Thailand’s politics are heating up – with escalating street protests driven by anti-government forces. In response, the Thai government has announced an emergency decree in Bangkok on October 15. However, protesters have planned more rallies. The situation has drawn global attention.
Protesters claim their anti-government moves are rational for an array of reasons. For example, their country’s economic recession has exacerbated rising unemployment rates. The new constitution, which was promulgated in 2017, was believed to only serve for strengthening and prolonging the ruling of military junta. Yet it is not hard to find that the current riots in Bangkok resemble the 2019 Hong Kong turmoil.
First, the rallies are mainly made up by young people. This is different from previous Thai street protests between the “Yellow Shirts,” those opposed to former Thai prime minister Thaksin Shinawatra and his successors, and “Red Shirts,” supporters of Thaksin.
Second, the rallies are well organized. There is no doubt that they are funded by some individuals or organizations behind the scenes. Take the gathering on Friday. The protesters were well furnished with protective gear such as helmets, goggles and umbrellas. It is obviously difficult for common students to raise funds for such gear.
Third, the patterns of the rallies in Bangkok are similar to those in Hong Kong. Anti-government protesters attempted to occupy public places, such as local landmarks, downtown shopping malls, and subway stations. This was all done in a bid to trigger broad attention from the international community. They used umbrellas as a sign of the protests. Protesters played cat and mouse with police by randomly deciding the location and time for protests.

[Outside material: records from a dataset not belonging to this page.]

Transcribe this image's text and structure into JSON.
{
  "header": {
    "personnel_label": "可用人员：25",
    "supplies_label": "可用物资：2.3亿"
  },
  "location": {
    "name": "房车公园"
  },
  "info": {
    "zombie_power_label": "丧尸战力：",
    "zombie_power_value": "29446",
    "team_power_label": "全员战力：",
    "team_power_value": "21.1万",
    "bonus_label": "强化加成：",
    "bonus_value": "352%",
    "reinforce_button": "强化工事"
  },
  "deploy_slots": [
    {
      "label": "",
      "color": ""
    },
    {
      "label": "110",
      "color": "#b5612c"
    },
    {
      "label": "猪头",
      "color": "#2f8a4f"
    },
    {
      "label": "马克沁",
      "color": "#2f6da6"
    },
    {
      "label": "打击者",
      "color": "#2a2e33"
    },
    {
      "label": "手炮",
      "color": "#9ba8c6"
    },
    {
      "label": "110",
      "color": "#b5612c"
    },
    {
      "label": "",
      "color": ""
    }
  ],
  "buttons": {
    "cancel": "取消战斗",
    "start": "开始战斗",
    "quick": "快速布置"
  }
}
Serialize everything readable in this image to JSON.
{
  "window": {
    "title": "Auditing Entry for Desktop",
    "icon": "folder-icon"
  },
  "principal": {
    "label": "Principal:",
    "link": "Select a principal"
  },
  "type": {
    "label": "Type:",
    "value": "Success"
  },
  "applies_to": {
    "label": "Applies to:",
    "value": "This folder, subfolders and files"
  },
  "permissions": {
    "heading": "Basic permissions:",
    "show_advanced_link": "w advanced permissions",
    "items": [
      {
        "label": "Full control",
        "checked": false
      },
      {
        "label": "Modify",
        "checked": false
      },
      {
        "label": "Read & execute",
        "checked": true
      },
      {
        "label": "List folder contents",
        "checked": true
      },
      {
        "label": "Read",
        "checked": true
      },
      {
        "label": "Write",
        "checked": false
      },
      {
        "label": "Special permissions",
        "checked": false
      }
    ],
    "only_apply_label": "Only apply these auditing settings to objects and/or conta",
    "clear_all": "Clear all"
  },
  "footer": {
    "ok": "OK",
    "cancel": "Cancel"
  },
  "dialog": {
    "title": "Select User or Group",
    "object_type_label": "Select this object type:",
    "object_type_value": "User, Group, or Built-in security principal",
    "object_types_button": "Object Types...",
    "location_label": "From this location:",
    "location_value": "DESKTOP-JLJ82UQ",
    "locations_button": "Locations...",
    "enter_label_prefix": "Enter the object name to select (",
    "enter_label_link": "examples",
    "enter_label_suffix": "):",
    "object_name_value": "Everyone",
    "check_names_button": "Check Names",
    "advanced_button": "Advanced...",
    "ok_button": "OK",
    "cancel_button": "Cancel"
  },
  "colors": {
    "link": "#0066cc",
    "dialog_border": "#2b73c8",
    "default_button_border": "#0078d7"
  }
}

Fourth, in a striking similarity to protests in Hong Kong, unidentified Westerners at rallies in Thailand openly instructed students to set up stages and barricades. There was also a very professional camera team hiding in the crowd to capture “touching” scenes. These images included protesters kneeing before officers and armed police swinging batons in front of unarmed protesters. Such photos went viral on social media platforms. They incited ordinary people’s hatred against the “brutal” government and thereby turned them into protesters. This was a clear recruitment campaign.
It is worth noting that some Hong Kong rioters, including their leader Joshua Wong, have publicly supported Thai anti-government protests. This reminds people of the group photo featuring Wong and Thanathorn Juangroongruangkit, who served as the leader of the Future Forward Party that was dissolved by Thailand’s Constitutional Court in February.
The Thai government and mainstream media believe that anti-government forces in the country have colluded with the US and other Western countries to use young people with the ultimate goal to overthrow the current political system in Thailand. Those forces aim to bring in pro-West political proxies to rule the country with Western-styled democracy. It is essentially a “color revolution.”
This is in line with the US’ general practice. The US manipulated color revolutions in the former Soviet Union, the Middle East, and other countries and regions for its political intentions, leaving many countries in a mess, threatening regional and world peace and stability.
It is unclear whether the Thai young generation, who are currently being used as cannon fodder by the US and its proxies, actually understand that a color revolution is not as beautiful nor peaceful as portrayed.